In 1549, Archbishop Thomas Cranmer placed, in the Preface to his English Book of Common Prayer, the following complaint (borrowed from Cardinal Quinones) about the pre-Reformation Liturgy: "... commonly, when any book of the Bible was begun, after three or four chapters were read out, all the rest were unread. And in this sort the book of Isaiah was begun in Advent, and the book of Genesis in Septuagesima; but they were only begun, and never read through ..."
And it remained the aim of the Church of England through four centuries to provide its clergy and laity with what the Second Vatican Council was later to call a "ditior mensa verbi Dei" so that "praestantior pars Scripturarum Sanctarum populo legatur". These words echo those of Cranmer: "all the whole Bible or the greatest part thereof". More Scripture; most of the Bible. That is the good news. The bad news is that Cranmer went about providing for the greatly enlarged diet of Scripture which the Church of England was to have by distributing the books of the Bible according to the Civil Calendar. Thus Genesis started at the beginning of January, and Scripture marched relentlessly on, almost entirely ignoring Lent and Easter (even Good Friday and Easter Day did not have a complete provision proper to the Day). Every year, on March 31, you got the same readings, whether it was Sunday or weekday, fast or festival, Holy Week or Easter Week.
The Catholic Revival in the Church of England led to a recovery, first among the Tractarians and then, eventually, in the church at large, of the old sense of the distinctiveness of the Christian seasons. And so, once again, Genesis began to be read on Septuagesima Sunday, as first ordered by S Gregory the Great on the eve of the Conversion of England a millennium and a half before. This process of restoration started in 1871, when Genesis was restored to the Gesima Sundays. And in 1922 a new lectionary completed that process by rolling out Genesis also onto the weekdays from Septuagesima; and that lectionary remains still legally available for use in the Church of England. It appeared in the Prayer Book which the synodical organs of the Church of England approved in 1928; and in 1961 an improved revision of it was authorised (although that particular authorisation has now lapsed). Various provinces adopted its main lines, even reputedly 'Evangelical' provinces like Ireland and Canada. The Scottish Prayer Book of 1929 did not adopt the English lectionary, but made its own ... with Genesis locked onto Septuagesima. This had become the consensus of informed Anglicanism.
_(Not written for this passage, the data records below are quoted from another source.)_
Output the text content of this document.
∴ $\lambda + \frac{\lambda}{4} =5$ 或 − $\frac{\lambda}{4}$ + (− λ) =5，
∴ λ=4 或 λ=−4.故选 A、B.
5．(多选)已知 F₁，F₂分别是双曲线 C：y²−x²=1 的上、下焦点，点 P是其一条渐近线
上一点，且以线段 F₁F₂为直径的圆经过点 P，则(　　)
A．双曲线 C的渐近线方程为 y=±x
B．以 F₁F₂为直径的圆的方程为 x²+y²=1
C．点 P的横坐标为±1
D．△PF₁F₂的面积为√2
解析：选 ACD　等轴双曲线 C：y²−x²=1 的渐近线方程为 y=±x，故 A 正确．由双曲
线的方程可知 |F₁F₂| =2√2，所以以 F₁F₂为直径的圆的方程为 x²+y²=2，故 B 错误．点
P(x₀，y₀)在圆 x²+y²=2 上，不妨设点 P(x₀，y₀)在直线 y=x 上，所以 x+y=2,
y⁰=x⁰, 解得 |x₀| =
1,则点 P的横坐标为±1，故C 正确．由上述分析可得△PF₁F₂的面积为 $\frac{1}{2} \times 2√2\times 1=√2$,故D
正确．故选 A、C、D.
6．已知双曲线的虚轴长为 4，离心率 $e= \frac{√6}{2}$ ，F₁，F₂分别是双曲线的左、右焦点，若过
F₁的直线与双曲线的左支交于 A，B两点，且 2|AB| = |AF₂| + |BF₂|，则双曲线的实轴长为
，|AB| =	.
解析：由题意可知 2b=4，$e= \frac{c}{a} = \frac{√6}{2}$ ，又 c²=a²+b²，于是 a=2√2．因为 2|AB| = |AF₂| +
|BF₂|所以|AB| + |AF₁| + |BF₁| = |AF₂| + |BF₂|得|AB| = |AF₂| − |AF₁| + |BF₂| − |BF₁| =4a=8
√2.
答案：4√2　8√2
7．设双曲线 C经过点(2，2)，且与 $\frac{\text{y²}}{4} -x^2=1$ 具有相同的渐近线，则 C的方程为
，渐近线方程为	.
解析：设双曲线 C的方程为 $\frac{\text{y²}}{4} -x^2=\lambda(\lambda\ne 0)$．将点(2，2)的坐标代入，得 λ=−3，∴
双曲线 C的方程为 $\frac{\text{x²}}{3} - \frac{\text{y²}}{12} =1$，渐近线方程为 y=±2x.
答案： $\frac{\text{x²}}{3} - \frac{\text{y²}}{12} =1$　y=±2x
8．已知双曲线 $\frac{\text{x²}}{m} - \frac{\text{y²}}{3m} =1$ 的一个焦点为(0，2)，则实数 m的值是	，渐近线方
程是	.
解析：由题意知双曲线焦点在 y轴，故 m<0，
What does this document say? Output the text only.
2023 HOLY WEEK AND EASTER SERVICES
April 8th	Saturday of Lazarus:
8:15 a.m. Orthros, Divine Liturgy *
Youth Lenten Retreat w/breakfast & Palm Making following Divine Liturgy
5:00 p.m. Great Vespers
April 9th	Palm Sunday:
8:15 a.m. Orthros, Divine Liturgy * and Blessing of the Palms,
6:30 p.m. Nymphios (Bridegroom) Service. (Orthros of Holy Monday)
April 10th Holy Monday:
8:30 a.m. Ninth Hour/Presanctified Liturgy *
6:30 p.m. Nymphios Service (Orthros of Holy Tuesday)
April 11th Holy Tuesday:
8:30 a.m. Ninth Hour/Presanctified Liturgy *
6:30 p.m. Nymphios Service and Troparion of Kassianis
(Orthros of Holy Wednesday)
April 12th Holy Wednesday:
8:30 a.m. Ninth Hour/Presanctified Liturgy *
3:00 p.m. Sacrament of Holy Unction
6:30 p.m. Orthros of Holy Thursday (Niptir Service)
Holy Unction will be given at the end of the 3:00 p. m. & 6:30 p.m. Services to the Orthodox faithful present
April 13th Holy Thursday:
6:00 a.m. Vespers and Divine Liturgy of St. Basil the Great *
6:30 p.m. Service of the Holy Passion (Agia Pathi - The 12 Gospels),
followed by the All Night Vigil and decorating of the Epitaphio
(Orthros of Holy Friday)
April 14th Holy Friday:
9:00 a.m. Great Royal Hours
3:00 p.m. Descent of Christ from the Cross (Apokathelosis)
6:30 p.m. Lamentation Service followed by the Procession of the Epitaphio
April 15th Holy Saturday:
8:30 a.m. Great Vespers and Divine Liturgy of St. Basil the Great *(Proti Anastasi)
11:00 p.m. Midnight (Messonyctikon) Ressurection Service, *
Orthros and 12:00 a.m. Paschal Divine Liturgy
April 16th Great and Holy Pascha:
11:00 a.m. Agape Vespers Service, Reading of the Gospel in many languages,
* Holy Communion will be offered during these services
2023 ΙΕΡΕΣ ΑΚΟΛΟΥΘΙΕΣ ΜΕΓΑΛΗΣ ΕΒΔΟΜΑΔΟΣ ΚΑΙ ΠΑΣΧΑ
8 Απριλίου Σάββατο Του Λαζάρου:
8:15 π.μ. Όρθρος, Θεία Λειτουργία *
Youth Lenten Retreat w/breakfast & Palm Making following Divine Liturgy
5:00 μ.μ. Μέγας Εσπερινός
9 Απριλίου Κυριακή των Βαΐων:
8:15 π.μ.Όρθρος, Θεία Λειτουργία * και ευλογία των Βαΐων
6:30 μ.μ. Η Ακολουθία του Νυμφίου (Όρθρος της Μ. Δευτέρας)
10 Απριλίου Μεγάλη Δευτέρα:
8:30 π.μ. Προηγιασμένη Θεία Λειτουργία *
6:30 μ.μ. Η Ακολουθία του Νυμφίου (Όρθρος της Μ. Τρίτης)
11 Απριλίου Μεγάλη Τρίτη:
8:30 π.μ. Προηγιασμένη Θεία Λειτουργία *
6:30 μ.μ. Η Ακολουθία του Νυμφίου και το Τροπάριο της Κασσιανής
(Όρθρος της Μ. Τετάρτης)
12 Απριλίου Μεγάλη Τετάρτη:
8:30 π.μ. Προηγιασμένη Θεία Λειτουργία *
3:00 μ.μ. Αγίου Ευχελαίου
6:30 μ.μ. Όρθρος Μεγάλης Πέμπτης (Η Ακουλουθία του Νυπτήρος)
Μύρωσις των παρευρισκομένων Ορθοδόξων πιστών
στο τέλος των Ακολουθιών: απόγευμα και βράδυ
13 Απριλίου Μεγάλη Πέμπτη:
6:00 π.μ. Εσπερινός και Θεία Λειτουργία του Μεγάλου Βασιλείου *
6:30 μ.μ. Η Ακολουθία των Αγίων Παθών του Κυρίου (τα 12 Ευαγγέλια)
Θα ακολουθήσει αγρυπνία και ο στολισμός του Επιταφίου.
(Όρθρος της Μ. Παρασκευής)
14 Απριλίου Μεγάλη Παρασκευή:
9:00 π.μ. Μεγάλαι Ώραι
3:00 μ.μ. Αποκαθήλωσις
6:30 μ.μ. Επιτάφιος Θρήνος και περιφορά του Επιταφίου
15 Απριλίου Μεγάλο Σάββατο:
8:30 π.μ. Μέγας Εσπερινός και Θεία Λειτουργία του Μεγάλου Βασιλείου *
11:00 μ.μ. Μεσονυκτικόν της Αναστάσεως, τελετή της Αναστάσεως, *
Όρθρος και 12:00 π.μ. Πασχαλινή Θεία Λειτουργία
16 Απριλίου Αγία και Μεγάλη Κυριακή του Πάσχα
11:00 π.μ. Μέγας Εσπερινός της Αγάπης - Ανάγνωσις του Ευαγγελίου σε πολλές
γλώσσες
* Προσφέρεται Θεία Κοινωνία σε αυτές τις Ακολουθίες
With one oddity*, this arrangement survived into the Alternative Service Book, which took the Church of England through to the end of the millennium.
I wonder what has happened to Genesis in the lectionaries which, I presume, are authorised for use in the American and Australian Ordinariates. Does either of them authorise the fine old English Lectionary of 1961?
*The oddity in the ASB was that Sunday Office readings started Genesis on the Ninth Sunday Before Christmas, because of the whimsical invention of a Creation Etcetera Season. This Brilliant Idea never endeared itself to anybody. But ... curiously ... as far as weekdays were concerned, Genesis still began in the ASB on (the Monday after) Septuagesima (renamed the Ninth Sunday Before Easter).